Liebeswunsch
1Ach, wärst du doch mein Bruder,
der an der Brust meiner Mutter getrunken hat!
Wenn ich dich draußen auf der Straße fände,
dann könnte ich dich küssen –
und niemand würde schlecht über mich reden.
2Ich würde dich an die Hand nehmen,
zum Haus meiner Mutter führen,
die mich erzogen hat.
Dort ließe ich dich vom Würzwein trinken,
vom Saft meiner Granatäpfel.
3Sein linker Arm liegt unter meinem Kopf,
sein rechter Arm hält mich umschlungen.
4Ihr Töchter Jerusalems, ich beschwöre euch:
Schreckt uns nicht auf und stört uns nicht –
solange die Liebe uns bezaubert!
Fragmente
5Wer kommt da von der Wüste her,
Arm in Arm mit ihrem Liebsten?
Unter dem Apfelbaum hab ich dich wachgeküsst.

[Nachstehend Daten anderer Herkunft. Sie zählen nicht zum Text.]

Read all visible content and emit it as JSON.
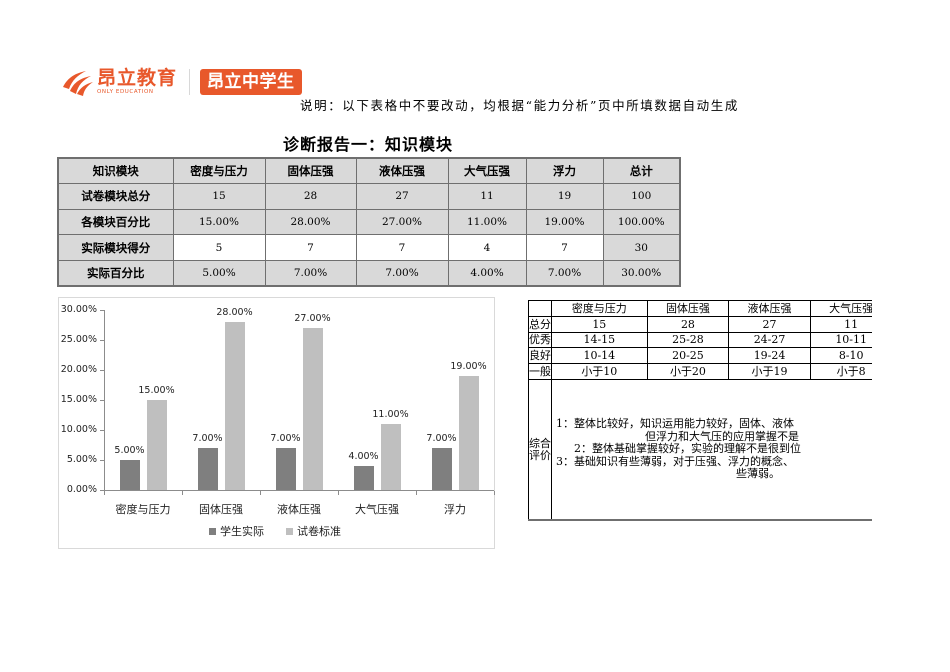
{
  "logo": {
    "brand_cn": "昂立教育",
    "brand_en": "ONLY EDUCATION",
    "badge": "昂立中学生",
    "brand_color": "#e8582b"
  },
  "note": "说明：以下表格中不要改动，均根据“能力分析”页中所填数据自动生成",
  "title": "诊断报告一：知识模块",
  "knowledge_table": {
    "header": [
      "知识模块",
      "密度与压力",
      "固体压强",
      "液体压强",
      "大气压强",
      "浮力",
      "总计"
    ],
    "rows": [
      {
        "label": "试卷模块总分",
        "values": [
          "15",
          "28",
          "27",
          "11",
          "19",
          "100"
        ]
      },
      {
        "label": "各模块百分比",
        "values": [
          "15.00%",
          "28.00%",
          "27.00%",
          "11.00%",
          "19.00%",
          "100.00%"
        ]
      },
      {
        "label": "实际模块得分",
        "values": [
          "5",
          "7",
          "7",
          "4",
          "7",
          "30"
        ]
      },
      {
        "label": "实际百分比",
        "values": [
          "5.00%",
          "7.00%",
          "7.00%",
          "4.00%",
          "7.00%",
          "30.00%"
        ]
      }
    ]
  },
  "chart_data": {
    "type": "bar",
    "title": "",
    "xlabel": "",
    "ylabel": "",
    "categories": [
      "密度与压力",
      "固体压强",
      "液体压强",
      "大气压强",
      "浮力"
    ],
    "series": [
      {
        "name": "学生实际",
        "color": "#7f7f7f",
        "values": [
          5,
          7,
          7,
          4,
          7
        ],
        "labels": [
          "5.00%",
          "7.00%",
          "7.00%",
          "4.00%",
          "7.00%"
        ]
      },
      {
        "name": "试卷标准",
        "color": "#bfbfbf",
        "values": [
          15,
          28,
          27,
          11,
          19
        ],
        "labels": [
          "15.00%",
          "28.00%",
          "27.00%",
          "11.00%",
          "19.00%"
        ]
      }
    ],
    "ylim": [
      0,
      30
    ],
    "yticks": [
      "0.00%",
      "5.00%",
      "10.00%",
      "15.00%",
      "20.00%",
      "25.00%",
      "30.00%"
    ],
    "grid": false,
    "legend_position": "bottom"
  },
  "rating_table": {
    "header": [
      "",
      "密度与压力",
      "固体压强",
      "液体压强",
      "大气压强"
    ],
    "rows": [
      {
        "label": "总分",
        "values": [
          "15",
          "28",
          "27",
          "11"
        ]
      },
      {
        "label": "优秀",
        "values": [
          "14-15",
          "25-28",
          "24-27",
          "10-11"
        ]
      },
      {
        "label": "良好",
        "values": [
          "10-14",
          "20-25",
          "19-24",
          "8-10"
        ]
      },
      {
        "label": "一般",
        "values": [
          "小于10",
          "小于20",
          "小于19",
          "小于8"
        ]
      }
    ],
    "evaluation": {
      "label_line1": "综合",
      "label_line2": "评价",
      "lines": [
        "1：整体比较好，知识运用能力较好，固体、液体",
        "但浮力和大气压的应用掌握不是",
        "2：整体基础掌握较好，实验的理解不是很到位",
        "3：基础知识有些薄弱，对于压强、浮力的概念、",
        "些薄弱。"
      ]
    }
  }
}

Hier wurde deine Mutter mit dir schwanger.
Hier wurde schwanger, die dich geboren hat.
Stark wie der Tod
6Trage mich wie ein Siegel auf dem Herzen,
binde mich wie eine Siegelschnur um deinen Arm!
Denn die Liebe ist stark wie der Tod,
unersättlich wie das Totenreich ist die Leidenschaft.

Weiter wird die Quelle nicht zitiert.